Katholische Kirche:Der Beschleuniger

Die Kirche kritisiert die Eile der Ehe-für-alle-Entscheidung. Ironischerweise spielte eine katholische Runde eine wichtige Rolle bei ihrer Geburt.

Von Matthias Drobinski

Der "Kardinal-Höffner-Kreis" wurde gegründet, um der katholischen Stimme in der Politik mehr Gewicht zu geben, er vereint katholische Bundestagsabgeordnete, Wissenschaftler, Unternehmer - und er spielte offenbar eine wichtige Rolle bei der unverhofften Geburt des Ehe-für-alle-Gesetzes. Am Montag nämlich trat dort Bundeskanzlerin Angela Merkel auf, und im Hintergrundgespräch mit der Kanzlerin, so berichten Teilnehmer, fragte die CDU-Abgeordnete Claudia Lücking-Michel nach der Ehe für alle. Die Kanzlerin antwortete: Sie habe ihre Probleme mit dem Begriff, aber die Gesellschaft wandle sich, und vielleicht müsse man bei einer Abstimmung es dem einzelnen Abgeordneten überlassen, wie er stimme. Zorn und Empörung seien in diesem gutkatholischen Kreis ausgeblieben, heißt es. Und so griff die Kanzlerin am Abend in der Brigitte-Talkrunde das Thema öffentlich auf.

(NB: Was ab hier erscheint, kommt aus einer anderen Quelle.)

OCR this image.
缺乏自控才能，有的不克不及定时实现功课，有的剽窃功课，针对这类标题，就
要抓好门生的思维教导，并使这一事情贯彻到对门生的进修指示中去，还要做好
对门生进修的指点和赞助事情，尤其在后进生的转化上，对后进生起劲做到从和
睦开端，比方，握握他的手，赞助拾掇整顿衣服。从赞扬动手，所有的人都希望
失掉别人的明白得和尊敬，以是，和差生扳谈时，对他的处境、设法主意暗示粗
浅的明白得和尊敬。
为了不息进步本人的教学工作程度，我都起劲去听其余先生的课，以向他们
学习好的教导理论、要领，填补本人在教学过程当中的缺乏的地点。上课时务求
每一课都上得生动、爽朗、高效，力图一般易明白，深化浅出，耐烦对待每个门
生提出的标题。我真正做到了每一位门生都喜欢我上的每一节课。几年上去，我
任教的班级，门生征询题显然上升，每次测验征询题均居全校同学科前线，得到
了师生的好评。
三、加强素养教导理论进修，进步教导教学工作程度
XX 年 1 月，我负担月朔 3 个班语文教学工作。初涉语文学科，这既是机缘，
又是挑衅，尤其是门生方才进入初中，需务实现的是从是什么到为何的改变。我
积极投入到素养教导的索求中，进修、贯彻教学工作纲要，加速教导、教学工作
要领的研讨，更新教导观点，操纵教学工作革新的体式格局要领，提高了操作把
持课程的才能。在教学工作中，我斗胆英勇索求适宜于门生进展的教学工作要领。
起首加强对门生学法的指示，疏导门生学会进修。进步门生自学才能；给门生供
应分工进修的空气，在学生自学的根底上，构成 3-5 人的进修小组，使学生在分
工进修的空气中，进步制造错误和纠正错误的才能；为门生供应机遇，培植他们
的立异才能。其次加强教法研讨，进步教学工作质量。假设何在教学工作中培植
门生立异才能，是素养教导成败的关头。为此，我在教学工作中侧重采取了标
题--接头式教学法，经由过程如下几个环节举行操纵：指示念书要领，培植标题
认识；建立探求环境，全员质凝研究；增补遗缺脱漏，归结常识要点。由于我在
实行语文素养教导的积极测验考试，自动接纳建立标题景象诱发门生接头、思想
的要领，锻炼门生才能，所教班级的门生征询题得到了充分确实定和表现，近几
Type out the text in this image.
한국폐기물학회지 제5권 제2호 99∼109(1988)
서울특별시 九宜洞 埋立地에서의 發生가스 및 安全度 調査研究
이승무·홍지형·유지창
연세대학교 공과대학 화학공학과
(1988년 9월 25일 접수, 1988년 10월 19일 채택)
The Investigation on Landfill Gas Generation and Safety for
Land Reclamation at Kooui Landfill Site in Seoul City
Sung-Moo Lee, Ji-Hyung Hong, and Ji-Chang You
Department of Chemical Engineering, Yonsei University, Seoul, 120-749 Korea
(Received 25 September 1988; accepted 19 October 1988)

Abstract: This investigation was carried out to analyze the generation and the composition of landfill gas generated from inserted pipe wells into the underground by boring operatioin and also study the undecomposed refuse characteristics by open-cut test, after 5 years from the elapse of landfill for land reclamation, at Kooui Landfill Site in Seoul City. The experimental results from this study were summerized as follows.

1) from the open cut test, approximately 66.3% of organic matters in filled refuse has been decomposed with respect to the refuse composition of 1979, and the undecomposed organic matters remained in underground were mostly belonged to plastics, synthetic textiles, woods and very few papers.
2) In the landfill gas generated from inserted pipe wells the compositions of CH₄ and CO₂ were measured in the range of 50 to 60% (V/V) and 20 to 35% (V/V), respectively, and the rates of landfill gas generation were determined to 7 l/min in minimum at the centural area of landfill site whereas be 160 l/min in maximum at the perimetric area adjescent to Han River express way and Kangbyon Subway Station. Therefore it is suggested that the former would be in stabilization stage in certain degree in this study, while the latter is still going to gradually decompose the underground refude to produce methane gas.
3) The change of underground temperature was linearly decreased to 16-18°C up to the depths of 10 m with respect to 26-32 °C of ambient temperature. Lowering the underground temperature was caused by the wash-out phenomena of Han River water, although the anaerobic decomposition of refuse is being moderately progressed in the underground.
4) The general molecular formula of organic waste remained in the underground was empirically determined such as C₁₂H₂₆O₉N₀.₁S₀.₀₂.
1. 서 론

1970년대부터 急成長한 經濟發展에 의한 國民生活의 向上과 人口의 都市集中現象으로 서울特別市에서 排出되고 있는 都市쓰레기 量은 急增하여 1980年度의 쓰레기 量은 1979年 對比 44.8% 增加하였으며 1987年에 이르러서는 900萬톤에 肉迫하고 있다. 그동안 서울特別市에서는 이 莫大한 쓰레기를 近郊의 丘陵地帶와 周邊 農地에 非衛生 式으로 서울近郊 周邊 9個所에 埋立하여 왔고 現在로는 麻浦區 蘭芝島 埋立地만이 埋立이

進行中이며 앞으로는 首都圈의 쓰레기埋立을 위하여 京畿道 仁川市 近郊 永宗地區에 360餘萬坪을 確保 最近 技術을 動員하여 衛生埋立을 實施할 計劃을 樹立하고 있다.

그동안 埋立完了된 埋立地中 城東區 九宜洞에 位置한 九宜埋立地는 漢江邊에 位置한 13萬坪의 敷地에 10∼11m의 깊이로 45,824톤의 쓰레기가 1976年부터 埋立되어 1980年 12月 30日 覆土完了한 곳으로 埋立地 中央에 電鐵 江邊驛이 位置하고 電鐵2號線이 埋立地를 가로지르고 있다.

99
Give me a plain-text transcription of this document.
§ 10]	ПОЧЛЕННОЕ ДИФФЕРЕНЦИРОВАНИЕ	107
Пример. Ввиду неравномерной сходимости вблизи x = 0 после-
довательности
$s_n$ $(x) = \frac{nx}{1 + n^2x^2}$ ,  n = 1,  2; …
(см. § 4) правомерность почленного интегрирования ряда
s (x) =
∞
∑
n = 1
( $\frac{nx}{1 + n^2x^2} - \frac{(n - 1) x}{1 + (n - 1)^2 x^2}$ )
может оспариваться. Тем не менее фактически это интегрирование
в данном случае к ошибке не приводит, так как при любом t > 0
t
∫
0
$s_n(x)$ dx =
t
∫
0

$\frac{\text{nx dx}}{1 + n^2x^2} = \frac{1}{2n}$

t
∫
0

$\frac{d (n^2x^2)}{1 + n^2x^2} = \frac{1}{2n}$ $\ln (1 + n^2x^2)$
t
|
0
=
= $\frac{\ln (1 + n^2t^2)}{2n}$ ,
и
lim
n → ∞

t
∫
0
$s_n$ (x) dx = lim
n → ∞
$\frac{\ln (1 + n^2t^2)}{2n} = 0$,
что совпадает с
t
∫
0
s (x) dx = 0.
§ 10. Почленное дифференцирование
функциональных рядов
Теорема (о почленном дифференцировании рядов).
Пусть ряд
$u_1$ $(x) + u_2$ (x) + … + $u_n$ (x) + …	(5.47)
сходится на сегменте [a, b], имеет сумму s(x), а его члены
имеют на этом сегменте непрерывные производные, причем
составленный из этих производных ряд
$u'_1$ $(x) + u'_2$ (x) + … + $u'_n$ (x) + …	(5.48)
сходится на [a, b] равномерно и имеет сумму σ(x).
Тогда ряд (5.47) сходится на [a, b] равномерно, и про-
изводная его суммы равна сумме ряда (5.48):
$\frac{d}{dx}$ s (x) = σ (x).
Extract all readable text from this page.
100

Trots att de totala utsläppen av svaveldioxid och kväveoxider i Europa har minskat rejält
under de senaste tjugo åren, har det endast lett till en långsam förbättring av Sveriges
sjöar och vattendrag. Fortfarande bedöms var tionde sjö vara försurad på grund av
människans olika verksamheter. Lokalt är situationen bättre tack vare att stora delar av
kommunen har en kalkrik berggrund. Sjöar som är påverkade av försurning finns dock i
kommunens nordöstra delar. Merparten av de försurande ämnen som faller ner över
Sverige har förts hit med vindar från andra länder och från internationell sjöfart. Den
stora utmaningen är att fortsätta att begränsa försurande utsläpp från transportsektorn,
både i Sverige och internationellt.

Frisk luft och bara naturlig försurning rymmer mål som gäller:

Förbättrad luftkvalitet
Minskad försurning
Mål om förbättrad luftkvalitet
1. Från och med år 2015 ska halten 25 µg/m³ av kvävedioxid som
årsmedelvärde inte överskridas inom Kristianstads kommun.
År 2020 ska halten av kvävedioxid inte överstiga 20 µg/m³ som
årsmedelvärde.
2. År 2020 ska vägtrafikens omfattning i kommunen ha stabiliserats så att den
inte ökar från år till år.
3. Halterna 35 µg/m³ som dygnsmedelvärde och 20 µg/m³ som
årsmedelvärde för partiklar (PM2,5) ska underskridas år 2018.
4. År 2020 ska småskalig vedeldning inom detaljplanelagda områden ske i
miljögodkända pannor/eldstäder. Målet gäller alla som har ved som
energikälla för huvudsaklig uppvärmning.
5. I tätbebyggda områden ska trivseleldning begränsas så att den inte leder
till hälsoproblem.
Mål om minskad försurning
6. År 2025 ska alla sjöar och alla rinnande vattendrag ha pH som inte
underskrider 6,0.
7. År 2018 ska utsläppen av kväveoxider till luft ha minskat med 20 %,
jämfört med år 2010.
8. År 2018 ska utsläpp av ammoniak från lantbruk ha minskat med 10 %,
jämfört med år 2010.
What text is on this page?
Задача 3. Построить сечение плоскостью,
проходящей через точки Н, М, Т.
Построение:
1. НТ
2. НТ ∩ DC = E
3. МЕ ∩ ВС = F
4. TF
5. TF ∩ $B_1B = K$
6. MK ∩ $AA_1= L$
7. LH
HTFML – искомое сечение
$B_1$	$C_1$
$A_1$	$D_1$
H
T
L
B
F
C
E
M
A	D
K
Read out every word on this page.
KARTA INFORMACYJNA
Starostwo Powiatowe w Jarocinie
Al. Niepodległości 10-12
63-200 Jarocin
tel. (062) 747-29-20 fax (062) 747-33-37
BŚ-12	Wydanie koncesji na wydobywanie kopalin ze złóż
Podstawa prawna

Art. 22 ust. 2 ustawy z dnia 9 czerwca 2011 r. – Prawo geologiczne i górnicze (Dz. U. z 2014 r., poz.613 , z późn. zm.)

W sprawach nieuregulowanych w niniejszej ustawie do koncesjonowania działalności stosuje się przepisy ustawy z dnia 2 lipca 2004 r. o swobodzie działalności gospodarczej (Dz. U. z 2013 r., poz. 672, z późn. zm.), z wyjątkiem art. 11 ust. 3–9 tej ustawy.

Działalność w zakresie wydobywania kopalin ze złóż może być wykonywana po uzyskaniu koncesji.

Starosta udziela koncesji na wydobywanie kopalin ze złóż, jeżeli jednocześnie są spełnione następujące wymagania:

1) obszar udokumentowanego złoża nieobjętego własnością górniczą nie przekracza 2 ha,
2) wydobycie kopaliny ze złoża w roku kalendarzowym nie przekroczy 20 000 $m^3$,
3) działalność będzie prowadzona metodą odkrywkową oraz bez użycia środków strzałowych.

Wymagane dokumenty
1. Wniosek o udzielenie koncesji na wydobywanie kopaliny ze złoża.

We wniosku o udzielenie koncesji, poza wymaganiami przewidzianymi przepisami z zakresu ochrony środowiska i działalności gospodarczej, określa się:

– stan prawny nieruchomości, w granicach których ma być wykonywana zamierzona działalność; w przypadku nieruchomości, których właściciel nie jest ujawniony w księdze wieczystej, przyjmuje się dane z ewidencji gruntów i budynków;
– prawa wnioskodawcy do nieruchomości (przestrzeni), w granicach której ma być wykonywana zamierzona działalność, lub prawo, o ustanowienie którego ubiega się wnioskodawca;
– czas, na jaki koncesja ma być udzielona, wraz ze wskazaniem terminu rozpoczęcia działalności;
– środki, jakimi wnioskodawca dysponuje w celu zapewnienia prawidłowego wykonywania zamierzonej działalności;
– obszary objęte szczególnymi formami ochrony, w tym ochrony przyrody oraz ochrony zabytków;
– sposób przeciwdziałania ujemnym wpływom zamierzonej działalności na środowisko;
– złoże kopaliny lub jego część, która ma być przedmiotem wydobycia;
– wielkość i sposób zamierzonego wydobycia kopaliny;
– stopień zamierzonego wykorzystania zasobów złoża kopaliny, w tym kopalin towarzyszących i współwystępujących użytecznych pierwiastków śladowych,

Kardinal Marx ließ sich bis Mittwoch Zeit, ehe er das Prozedere "überstürzt" nannte

Nun ahnten weder die Kanzlerin noch die versammelten Katholiken, welche Beschleunigung das Thema bekommen würde - die Debatte wäre dann wohl anders verlaufen. Auffällig ist aber schon, dass die Kritik aus der katholischen Kirche sich vor allem auf die Eile der Entscheidung und den Begriff der Ehe für alle bezieht, ansonsten aber vorsichtig bleibt. So ließ sich der Bischofskonferenzvorsitzende und Münchner Kardinal Reinhard Marx bis zum Mittwoch Zeit, bis er erklärte, dass der Staat die traditionelle Ehe weiter schützen müsse und das Verfahren als "überstürzt" kritisierte; angeblich auf Drängen konservativer Bischofskollegen hin und nicht ohne klarzustellen, dass seine Position nicht "als Diskriminierung homosexuell veranlagter Männer und Frauen zu verstehen" sei. Das ist ziemlich weit von Papst Benedikt XVI. entfernt, der 2012 die Homo-Ehe eine Gefahr für die "Zukunft der Menschheit" nannte. Auch Thomas Sternberg, der Präsident des Zentralkomitees der deutschen Katholiken (ZdK), kritisierte die "übereilte Beschlussfassung". Die im ZdK vertretenen Frauenverbände KDFB und kfd gehen da weiter: Sie sprechen sich für eine rechtliche Gleichstellung von Ehe und Lebenspartnerschaften aus.

Die evangelische Kirche hat gar keine Probleme mehr: "Die Bedeutung der Ehe zwischen Mann und Frau wird keineswegs geschmälert", heißt es in der EKD-Stellungnahme. "Sie wird noch einmal unterstrichen."